For educational purposes, financial analysts generally view the S&P 500 as a more statistically robust representation of U.S. equities because it covers 500 companies and uses market-cap weighting. The DJIA, however, retains outsized media and cultural prominence, and its movements are still closely watched by market participants, journalists, and policymakers as a high-level gauge of American corporate health.
Price-Weighted vs Market-Cap Weighted: The DJIA's price-weighting methodology stands in contrast to the market-cap weighting used by the S&P 500 and the NASDAQ Composite. In a price-weighted index, a company with a higher share price exerts a proportionally larger influence on the index's daily movement regardless of how large or small that company is by total market value. This creates outcomes that can seem counterintuitive: United HealthGroup, which has historically traded at a high per-share price, has sometimes had more influence on the DJIA's daily point movement than companies with far larger total market capitalizations but lower share prices. The Dow divisor — currently a fraction well below 1.0 due to decades of adjustments for splits and component changes — converts component price changes into index points. A $1 move in any DJIA component translates to a fixed number of index points regardless of context, which is why stock splits immediately reduce a component's index influence. The S&P 500's market-cap weighting, by contrast, means that a 1% move in Apple (the largest component by market cap) moves the S&P 500 more than a 1% move in an equally-priced but smaller company, producing an index whose movements more accurately reflect shifts in the total value of U.S. corporate equity.
DJIA Component Changes: The 30 companies comprising the DJIA are not a fixed set — they are chosen by the editors of The Wall Street Journal, with S&P Dow Jones Indices, to represent the breadth of the U.S. economy. Component changes occur periodically and are notable events. ExxonMobil — one of the original components — was removed in 2020 after decades of inclusion, replaced by Salesforce, a sign of the economy's structural shift toward software. General Electric, which traced its index history back to 1907 and was the last original Dow member standing, was removed in 2018 after years of underperformance and replaced by Walgreens Boots Alliance. In 2024, Amazon replaced Walgreens as component turnover continued to reflect changing economic leadership. Each addition and deletion is both a historical document and a forward signal: the companies selected for the DJIA represent a judgment about which businesses best exemplify America's economic engine at that moment, creating a fascinating record of industrial transformation over more than a century.
Why the Dow Still Matters: Given the S&P 500's broader coverage and the theoretical advantages of market-cap weighting, one might question why the DJIA retains such prominent placement in financial reporting.
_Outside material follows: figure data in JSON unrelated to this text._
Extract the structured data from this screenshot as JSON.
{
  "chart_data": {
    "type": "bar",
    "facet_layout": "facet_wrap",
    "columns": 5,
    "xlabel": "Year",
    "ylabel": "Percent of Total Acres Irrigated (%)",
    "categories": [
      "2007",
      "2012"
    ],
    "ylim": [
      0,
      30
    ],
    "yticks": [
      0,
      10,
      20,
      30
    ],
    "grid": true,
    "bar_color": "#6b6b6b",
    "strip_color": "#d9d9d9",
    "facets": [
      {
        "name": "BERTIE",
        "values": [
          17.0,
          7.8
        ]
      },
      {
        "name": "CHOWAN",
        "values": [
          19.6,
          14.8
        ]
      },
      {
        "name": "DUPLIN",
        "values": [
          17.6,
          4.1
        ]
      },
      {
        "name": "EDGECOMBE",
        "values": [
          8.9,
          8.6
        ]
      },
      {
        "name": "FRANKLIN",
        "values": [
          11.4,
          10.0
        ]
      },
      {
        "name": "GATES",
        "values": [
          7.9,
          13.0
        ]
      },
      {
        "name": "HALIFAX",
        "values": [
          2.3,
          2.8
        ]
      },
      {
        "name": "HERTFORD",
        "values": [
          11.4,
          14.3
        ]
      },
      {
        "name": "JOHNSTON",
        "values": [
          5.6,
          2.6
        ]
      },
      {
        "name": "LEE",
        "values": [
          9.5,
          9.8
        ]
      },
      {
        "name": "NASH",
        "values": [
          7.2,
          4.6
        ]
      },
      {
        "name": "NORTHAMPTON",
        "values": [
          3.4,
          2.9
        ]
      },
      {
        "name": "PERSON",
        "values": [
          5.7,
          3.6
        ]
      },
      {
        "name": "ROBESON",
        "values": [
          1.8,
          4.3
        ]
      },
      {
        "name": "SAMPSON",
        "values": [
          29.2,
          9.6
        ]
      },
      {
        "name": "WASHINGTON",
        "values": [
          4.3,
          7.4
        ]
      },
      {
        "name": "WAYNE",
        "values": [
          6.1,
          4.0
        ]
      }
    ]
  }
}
The answer combines history, simplicity, and cultural anchoring. The Dow has been reported continuously since 1896, giving it an uninterrupted historical record that predates the S&P 500 by six decades and allows genuine long-horizon comparison across economic eras. Its 30-company composition makes it intuitively graspable in a way that a 500-company index is not. And its daily point moves — '150 points up today' — are communicated in news headlines in a format that resonates with a broad audience that does not follow markets daily. Institutional investors and sophisticated analysts use the S&P 500 for performance measurement, but the Dow remains the public barometer of American business confidence — a role it has occupied for so long that replacing it would require a cultural shift as much as an analytical one.